When it comes to lifecycle cost modelling, there’s a common dilemma. How much detail should you go into?
A highly detailed model is likely to appeal to engineers and accountants. But it doesn’t necessarily translate to more value to your business.
There are several key considerations when developing a lifecycle cost model to ensure value to an organisation.
1. Lowest Replaceable Unit
Lowest Replaceable Unit (LRU) refers to a single component at the lowest point in the asset hierarchy that can be procured on its own and replaced in order to maintain that asset. For example, an LRU for a desktop computer would be a motherboard. Reliability is often modelled at the LRU with costs also captured at this level. If an asset can be repaired through replacement of the LRU component, it may make sense to also capture lifecycle costing at the same stage, as it would most accurately reflect what would actually happen when failure occurs.
2. Dominant Failure Mode
An asset may fail in several ways that will result in it needing to be replaced. For example, a car tyre can fail due to normal wear as well as due to a puncture. For degradation modelling purposes, the failure mode caused by wear would likely dominate the puncture failure due to a much higher frequency of occurrence. In this case, it might be sensible to only include the dominant failure mode and ignore the minor failure mode given the minimal effect the puncture would have on the overall model.
Also, an organisation may not have the resources required to capture failure data at a granular level, which would make splitting the failure modes out a pointless exercise.
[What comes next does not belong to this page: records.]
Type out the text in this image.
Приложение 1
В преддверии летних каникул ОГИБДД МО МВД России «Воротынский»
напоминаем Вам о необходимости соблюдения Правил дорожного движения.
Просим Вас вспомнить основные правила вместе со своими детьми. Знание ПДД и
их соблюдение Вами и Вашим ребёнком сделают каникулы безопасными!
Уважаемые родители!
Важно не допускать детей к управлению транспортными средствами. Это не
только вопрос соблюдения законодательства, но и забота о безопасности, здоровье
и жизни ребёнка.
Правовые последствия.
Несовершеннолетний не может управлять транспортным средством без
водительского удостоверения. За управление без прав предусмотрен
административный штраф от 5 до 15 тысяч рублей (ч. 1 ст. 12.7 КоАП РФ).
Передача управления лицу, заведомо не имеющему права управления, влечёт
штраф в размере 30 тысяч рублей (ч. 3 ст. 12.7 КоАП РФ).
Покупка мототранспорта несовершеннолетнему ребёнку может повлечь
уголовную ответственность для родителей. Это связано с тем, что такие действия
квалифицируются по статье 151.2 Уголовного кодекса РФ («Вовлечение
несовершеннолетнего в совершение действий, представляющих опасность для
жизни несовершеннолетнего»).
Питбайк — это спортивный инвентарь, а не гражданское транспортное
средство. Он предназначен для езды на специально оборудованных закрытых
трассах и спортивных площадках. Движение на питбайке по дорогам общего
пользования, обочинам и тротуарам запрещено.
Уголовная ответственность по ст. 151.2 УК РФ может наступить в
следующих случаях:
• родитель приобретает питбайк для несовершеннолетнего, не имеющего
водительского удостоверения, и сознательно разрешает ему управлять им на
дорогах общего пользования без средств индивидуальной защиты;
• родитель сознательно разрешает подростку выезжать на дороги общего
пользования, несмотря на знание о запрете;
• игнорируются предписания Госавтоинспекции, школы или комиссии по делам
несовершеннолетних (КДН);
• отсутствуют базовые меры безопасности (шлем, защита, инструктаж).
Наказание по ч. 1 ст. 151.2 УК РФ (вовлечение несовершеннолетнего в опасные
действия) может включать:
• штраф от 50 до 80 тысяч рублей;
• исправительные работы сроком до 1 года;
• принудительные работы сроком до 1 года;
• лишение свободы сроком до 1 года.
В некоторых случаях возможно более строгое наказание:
It may also not make sense to model asset types where a dominant failure mode is completely random in nature and doesn't provide a reasonable warning that it will fail within a given planning period. Relatively inexpensive components such as exhaust fans might work perfectly one minute but fail to work the next time they are used. In this case there’s little point in trying to predict when the cost will be incurred. Instead, you may possibly maintain a replacement in stock to minimise inconvenience.
3. Access Restrictions
It may be difficult to assess the condition of certain assets, or accurately predict the timing of maintenance requirements. Examples might include buried assets, or assets which can’t easily be stopped to carry out a condition inspection. If the cost of inspecting the asset outweighs the consequence of the failure, it may arguably be more sensible to allow it to fail without using invasive procedures to predict its failure. Again, the strategy would be to allow for the cost of failure and stock spares to minimise downtime.
4. Contractual Arrangements
The maintenance of certain assets may be managed by external providers under a fixed term contract. In many cases there is little that can be done about these arrangements until the term expires. So, in this situation, it’s a waste of time from a cost perspective to model a high level of detail of assets covered by the contractual arrangements.
However, understanding the maintenance requirements over an upcoming contractual period could be highly beneficial to enable efficient scoping for the services during the period to ensure value for money.
5. Budgeting Requirements
An organisation’s financial budgeting and reporting requirements may drive the level of detail of cost capture and forecasting. These reporting requirements may be related to geographical locations, responsibility boundaries, asset classes, safety or environmental aspects, or simply regulatory driven.
There is no single answer to the level of detail your lifecycle model should have. However, the level of detail should support what your organisation is trying to achieve.
Lifecycle models are primarily developed to enable decision making. If there’s little desire to drive improvement in the way funding decisions are made to affect asset performance and risks within a portfolio, there may be little benefit in a highly detailed model. On the other hand, if an organisation wants to lower costs by reducing service levels of a certain facility or asset class, then more detailed scenario analyses may be worthwhile.
It is important to ensure that the effort to generate lifecycle models is commensurate with the potential gains in either cost reduction, risk management, or end user satisfaction. Drivers for modelling effort may vary between organisations or even within the same organisation over time, depending on stakeholder expectations and risks being managed.